As a restaurant owner there are many decisions that you need to make on a daily basis, such as where to keep inventory levels. You wish to replenish your stock of dishes by purchasing 250 sets for your restaurant. You have two dish design from which to choose. One design costs $20 per set and the other $45 per set. If you only have $6,800 to spend, how many of each design should you order?

The algebraic way:

Let
x = number of $45 sets, and
250-x = number of $20 sets

45x+20(250-x)=6800
25x = 6800-5000
x=1800/25=72
Therefore you would buy 72 sets at $45 and (250-72)=178 sets at $20.

Check the answers.

The layman's way (no calculator, no pencil required):

Buy all 250 sets at $20, that leaves $6800-5000=1800 to spare. For every set we change from $20 to $45, we pay an extra $45-20=$25. So we can change $1800/$25=72 sets.
The answer is therefore 72 sets at $45 and 250-72=178 sets at $20.

7x4

To determine how many of each design you should order, you can set up a system of equations.

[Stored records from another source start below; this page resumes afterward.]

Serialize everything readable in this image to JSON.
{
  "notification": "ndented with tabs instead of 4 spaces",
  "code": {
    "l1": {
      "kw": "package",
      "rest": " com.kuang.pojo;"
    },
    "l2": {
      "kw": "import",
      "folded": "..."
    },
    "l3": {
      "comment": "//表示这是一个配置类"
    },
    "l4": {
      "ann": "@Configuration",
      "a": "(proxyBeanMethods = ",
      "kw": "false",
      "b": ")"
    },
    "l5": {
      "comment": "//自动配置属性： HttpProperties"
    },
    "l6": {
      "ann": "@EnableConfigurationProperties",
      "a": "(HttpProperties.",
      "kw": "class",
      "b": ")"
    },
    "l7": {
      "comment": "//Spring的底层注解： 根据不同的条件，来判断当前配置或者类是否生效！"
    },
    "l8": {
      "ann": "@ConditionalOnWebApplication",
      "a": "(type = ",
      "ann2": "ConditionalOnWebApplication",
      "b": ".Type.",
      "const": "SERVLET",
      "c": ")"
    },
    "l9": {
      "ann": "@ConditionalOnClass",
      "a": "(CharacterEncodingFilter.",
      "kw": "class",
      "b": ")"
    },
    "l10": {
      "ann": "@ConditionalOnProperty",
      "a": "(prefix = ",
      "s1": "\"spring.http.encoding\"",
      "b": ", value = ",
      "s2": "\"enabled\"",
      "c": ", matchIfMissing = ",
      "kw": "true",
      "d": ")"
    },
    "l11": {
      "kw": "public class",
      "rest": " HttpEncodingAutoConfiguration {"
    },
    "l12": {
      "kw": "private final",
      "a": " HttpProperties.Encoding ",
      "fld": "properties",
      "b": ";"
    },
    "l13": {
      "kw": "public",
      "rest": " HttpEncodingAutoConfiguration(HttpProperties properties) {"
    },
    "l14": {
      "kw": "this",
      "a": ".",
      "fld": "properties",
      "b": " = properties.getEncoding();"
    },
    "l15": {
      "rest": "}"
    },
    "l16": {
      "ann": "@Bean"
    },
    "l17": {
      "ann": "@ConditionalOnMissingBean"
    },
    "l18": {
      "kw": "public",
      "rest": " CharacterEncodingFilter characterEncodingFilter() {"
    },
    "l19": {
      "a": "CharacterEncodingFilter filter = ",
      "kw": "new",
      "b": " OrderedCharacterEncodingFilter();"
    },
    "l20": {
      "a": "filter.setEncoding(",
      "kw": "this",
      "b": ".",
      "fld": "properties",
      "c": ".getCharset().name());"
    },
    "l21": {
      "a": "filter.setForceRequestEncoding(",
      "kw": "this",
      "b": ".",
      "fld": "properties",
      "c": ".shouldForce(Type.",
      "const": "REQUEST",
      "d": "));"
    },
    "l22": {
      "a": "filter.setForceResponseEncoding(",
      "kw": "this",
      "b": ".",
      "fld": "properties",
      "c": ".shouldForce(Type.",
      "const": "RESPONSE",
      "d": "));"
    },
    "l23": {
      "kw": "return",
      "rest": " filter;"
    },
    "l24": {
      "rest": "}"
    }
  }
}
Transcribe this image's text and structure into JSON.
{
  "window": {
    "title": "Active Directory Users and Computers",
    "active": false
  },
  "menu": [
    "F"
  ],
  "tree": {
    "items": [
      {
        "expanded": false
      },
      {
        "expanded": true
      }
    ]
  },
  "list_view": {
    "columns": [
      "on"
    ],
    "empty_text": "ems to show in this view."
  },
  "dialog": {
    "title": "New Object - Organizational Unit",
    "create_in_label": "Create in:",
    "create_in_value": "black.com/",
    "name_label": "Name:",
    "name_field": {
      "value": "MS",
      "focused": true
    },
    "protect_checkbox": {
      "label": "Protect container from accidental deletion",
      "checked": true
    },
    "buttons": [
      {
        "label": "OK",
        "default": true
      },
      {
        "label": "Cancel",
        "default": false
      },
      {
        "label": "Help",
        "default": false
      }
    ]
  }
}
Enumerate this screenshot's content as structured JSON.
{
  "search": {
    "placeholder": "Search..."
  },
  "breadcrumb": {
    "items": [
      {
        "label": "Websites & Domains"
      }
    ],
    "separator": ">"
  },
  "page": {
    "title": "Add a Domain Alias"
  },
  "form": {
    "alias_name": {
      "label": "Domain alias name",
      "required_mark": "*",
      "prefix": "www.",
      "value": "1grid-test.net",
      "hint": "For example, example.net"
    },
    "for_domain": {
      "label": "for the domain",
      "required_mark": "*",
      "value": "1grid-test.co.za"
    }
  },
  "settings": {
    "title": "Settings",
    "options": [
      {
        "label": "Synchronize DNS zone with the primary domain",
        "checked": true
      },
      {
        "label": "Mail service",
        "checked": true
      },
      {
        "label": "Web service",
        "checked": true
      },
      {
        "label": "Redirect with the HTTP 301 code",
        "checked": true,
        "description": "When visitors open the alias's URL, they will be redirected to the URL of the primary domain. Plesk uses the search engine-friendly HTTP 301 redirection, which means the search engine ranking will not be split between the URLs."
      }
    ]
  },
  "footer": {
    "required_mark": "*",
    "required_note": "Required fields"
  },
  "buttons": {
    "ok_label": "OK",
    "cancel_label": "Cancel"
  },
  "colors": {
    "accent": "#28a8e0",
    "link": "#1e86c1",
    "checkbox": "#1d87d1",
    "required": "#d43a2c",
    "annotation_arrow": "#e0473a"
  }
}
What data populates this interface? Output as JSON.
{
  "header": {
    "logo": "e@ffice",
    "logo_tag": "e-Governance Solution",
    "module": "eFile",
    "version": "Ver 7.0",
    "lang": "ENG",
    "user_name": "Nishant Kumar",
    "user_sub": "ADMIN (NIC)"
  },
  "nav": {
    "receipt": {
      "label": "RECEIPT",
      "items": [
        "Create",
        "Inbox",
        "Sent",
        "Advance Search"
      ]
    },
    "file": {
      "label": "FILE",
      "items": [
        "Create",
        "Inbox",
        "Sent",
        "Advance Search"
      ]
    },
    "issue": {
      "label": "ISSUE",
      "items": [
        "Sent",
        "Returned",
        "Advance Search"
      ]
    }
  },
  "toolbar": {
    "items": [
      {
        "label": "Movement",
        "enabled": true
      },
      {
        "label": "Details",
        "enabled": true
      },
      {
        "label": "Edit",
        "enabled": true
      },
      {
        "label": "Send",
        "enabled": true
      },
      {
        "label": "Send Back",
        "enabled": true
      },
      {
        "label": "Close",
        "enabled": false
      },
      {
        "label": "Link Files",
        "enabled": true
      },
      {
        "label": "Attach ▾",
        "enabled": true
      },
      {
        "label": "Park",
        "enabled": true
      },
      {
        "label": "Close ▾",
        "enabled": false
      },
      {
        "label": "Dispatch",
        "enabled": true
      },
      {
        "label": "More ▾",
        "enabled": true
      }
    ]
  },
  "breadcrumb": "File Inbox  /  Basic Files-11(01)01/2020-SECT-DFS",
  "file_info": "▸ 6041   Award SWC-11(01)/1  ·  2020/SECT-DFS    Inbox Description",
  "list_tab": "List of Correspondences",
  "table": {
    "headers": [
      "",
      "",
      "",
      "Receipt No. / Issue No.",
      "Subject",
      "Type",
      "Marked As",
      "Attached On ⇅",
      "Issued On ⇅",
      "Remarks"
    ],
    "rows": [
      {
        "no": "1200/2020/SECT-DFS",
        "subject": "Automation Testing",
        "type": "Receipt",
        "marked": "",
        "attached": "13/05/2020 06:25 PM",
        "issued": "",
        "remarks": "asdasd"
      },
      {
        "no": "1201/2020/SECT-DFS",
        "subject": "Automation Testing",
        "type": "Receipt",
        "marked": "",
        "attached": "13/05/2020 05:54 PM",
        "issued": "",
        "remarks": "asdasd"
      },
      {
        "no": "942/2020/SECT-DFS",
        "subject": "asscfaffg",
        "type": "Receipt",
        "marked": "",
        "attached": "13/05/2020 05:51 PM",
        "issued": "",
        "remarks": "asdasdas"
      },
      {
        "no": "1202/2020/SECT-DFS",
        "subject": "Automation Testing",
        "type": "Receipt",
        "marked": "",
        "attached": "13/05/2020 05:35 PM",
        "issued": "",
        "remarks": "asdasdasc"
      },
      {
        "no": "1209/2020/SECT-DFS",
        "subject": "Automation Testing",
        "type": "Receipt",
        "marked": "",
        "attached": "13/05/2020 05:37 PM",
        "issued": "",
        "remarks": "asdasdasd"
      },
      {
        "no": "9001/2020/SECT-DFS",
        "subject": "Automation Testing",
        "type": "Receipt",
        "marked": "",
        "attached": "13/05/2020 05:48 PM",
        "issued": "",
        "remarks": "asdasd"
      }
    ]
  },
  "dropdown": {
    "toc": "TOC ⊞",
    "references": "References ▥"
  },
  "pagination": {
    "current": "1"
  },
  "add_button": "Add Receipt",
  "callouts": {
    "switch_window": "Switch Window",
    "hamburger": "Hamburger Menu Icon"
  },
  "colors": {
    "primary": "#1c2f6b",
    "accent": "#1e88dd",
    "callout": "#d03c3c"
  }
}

Let's represent the number of sets of the cheaper design as "x" and the number of sets of the more expensive design as "y".

The cost constraint can be expressed as:

20x + 45y = 6,800

The total number of sets constraint can be expressed as:

x + y = 250

Now we can solve this system of equations to find the values of x and y.

First, we can rearrange the second equation to solve for x:

x = 250 - y

Substitute this expression for x in the first equation:

20(250 - y) + 45y = 6,800

Now simplify and solve for y:

5,000 - 20y + 45y = 6,800
25y = 1,800
y = 72

Now substitute the value of y back into the second equation to find x:

x + 72 = 250
x = 250 - 72
x = 178

Therefore, you should order 178 sets of the cheaper design and 72 sets of the more expensive design.